The bill, which enjoys more than 130 co-sponsors in the 435-member House of Representatives, "targets the regime where it is most vulnerable - in the pocketbook," Royce said.

"It will prevent Kim Jong-Un from accessing, having the ability to use, that hard currency that he needs in order to pay his generals," Royce said. "It will go a long way towards bankrupting the regime."

North Korea is already the most sanctioned nation in the world, with the UN Security Council restricting vast sectors of the impoverished state`s economy in punishment over its defiant nuclear and missile tests.
The bill spells out penalties in the United States for foreign governments or financial institutions that work with North Korea on trade, cash transactions or bribes.

The bill could affect banks in China, which has shown growing impatience with its ally but has refused actions that would destabilise North Korea such as referring its leaders to the International Criminal Court for crimes against humanity.

A report by the Congressional Research Service, which provides analysis to lawmakers, said that the bill could put the United States in conflict with its ally South Korea if President Park Geun-Hye tried to expand the Kaesong industrial zone, a rare symbol of inter-Korean cooperation that Pyongyang shut down last year.

A UN Commission of Inquiry last month documented mass executions, forced labour and other abuses by North Korea that it said were so pervasive that they sparked comparisons to Nazi Germany.

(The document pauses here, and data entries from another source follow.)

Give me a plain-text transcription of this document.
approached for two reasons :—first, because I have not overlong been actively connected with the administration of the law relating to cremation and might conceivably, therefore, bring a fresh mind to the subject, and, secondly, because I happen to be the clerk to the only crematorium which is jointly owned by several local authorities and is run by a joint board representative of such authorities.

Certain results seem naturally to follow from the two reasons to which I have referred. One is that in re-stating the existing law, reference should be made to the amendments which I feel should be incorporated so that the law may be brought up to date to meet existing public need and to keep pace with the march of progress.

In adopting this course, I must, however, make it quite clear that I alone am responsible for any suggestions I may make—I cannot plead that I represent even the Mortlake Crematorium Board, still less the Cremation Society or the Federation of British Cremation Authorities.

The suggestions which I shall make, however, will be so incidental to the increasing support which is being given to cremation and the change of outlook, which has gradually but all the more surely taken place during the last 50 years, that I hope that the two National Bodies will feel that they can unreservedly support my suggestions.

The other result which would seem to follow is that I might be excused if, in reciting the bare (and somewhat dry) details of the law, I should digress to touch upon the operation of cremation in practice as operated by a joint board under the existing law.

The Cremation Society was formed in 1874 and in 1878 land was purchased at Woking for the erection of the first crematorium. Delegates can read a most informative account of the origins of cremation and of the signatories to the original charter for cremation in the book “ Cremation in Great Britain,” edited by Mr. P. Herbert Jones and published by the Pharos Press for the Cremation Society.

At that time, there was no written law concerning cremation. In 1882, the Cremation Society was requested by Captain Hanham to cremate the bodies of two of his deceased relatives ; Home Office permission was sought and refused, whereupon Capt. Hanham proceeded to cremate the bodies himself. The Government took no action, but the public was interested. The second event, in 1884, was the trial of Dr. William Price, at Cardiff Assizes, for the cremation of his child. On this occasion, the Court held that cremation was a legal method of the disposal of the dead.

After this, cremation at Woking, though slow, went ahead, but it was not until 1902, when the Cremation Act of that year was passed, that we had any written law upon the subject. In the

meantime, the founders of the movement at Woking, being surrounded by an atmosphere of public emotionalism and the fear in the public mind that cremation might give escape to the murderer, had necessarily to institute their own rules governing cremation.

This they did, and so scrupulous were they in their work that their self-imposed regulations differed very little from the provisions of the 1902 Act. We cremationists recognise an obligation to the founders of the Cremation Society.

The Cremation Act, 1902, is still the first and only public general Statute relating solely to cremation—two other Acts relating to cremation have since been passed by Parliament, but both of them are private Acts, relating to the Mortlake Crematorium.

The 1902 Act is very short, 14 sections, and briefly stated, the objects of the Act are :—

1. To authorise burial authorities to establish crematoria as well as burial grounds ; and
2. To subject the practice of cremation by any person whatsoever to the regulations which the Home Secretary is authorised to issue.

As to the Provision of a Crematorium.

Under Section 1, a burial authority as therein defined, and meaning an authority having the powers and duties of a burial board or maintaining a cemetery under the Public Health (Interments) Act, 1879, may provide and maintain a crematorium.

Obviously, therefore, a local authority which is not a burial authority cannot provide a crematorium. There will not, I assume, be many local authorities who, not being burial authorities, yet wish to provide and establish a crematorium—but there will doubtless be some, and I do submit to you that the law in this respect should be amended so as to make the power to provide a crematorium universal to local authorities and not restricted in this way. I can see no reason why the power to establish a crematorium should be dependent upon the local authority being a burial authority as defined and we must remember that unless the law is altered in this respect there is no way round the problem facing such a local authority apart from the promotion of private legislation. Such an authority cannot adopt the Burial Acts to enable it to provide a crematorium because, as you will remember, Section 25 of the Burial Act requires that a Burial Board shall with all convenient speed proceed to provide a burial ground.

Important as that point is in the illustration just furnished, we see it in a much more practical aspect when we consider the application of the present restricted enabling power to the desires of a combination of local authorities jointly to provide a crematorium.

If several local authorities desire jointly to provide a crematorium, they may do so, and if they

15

At the US House hearing on the report, a North Korean refugee testified how her parents were severely beaten, with her father dying, after they illegally crossed into China to seek food during the famine of the 1990s.

The refugee, Grace Minhee Jo, said that she was placed in an orphanage where up to 20 children stayed in each room. She said she was forced to work each day from 6:00 am to 7:00 pm, eating only barley and radish soup and not receiving any rice or education.

"I would like to please ask the US and UN to rescue the suffering North Korean people," she said. "Please be their voice and be advocates of their human rights."